Ella ahoga un grito y emite un sonido parecido al de un gato moribundo.
—¡Oh, Dios mío, necesito lavarme el cerebro!
Es la última persona en este mundo que necesito tener en la cabeza…
Podría darme un herpes solo de pensar en él.
Me echo a reír mientras sale corriendo…
—Siento lo de Emma, a veces es un poco…
peculiar —me disculpo por el comportamiento de mi prima.
Rory sonríe.
—No pasa nada, creo que es divertida.
La verdad es que me cae bien.
—En el fondo es muy buena persona, aunque sea impredecible.
—Entonces, ¿tu primo es el dueño de este sitio?
—pregunta, mirando alrededor del reservado en el que estamos.
Asiento.
—Sí, o lo era.
—Tenía que estar loco o algo para regalar este sitio así como si nada —dice, asombrada por todo.

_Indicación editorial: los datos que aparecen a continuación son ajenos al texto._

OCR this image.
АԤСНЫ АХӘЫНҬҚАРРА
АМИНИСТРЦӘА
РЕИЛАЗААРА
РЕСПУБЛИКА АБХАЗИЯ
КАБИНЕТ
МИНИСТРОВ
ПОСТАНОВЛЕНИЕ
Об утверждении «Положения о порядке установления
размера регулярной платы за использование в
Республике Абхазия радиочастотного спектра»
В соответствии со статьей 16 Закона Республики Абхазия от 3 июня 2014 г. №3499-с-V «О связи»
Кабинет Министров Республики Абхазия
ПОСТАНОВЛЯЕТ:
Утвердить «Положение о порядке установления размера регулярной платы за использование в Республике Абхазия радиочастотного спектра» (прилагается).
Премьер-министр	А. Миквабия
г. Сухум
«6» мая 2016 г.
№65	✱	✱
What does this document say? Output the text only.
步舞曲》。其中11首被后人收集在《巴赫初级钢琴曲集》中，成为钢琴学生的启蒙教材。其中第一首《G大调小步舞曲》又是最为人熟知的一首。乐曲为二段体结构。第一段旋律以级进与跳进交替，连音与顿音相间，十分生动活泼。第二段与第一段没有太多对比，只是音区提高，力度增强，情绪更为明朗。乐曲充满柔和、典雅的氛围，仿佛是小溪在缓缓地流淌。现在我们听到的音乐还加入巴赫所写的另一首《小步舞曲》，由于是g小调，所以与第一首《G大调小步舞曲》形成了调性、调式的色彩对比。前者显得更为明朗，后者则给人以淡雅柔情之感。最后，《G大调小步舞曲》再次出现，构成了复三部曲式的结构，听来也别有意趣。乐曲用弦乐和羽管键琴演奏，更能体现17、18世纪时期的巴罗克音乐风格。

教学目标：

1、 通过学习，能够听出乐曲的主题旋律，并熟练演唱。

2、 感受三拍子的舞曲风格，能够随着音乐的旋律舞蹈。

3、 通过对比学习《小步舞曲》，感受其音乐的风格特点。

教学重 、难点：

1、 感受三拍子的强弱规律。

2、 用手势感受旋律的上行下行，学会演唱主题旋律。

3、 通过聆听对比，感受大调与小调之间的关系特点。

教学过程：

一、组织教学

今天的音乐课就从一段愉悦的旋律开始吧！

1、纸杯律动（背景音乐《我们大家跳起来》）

—Sí, tiene éxito —confirmo.
—Ah —dice, mirándome.
—Entonces, ¿te gusto?
—sonrío con aire de suficiencia.
Me mira, sorprendida.
—¿Eh?
Este…
Sí…
No…
—Se pone roja como un tomate y baja la mirada.
—¿Sí o no?
—pregunto, divertido por su reacción.
Es tan mona.
—Este…
algo así como un sí —dice.
—Tú también me gustas…
No te habría traído aquí si no fuera así.
Sabía que me encontraría con alguien de la familia, solo que esperaba que fuera mi prima Lexi o Nick, no la más loca de todos —suspiro.
Mi dolor de cabeza no hacía más que empeorar y la cabeza me martilleaba.
—Emma no está loca, puede que sea un poco peculiar, pero no loca…
—dice Rory en voz baja.
—¿Estás lista para irnos?
Por si nos cruzamos con mi primo Raven…
no deberías conocerlo —le digo.
Ella asiente.
—Ah, vale…
Sí, estoy lista para irnos…
La dejo en su casa y vuelvo a mi apartamento, y no puedo dejar de pensar en lo que ha dicho Emma.
Ni siquiera sabía que mi propia hermana se había casado, no sabía que mi abuelo había enfermado, ni que habíamos tenido una crisis tan grande en casa con el secuestro de Taylor, ni que Raven podría tener un hijo por ahí.
Me siento como una mierda ahora mismo, y eso que no suelo decir palabrotas.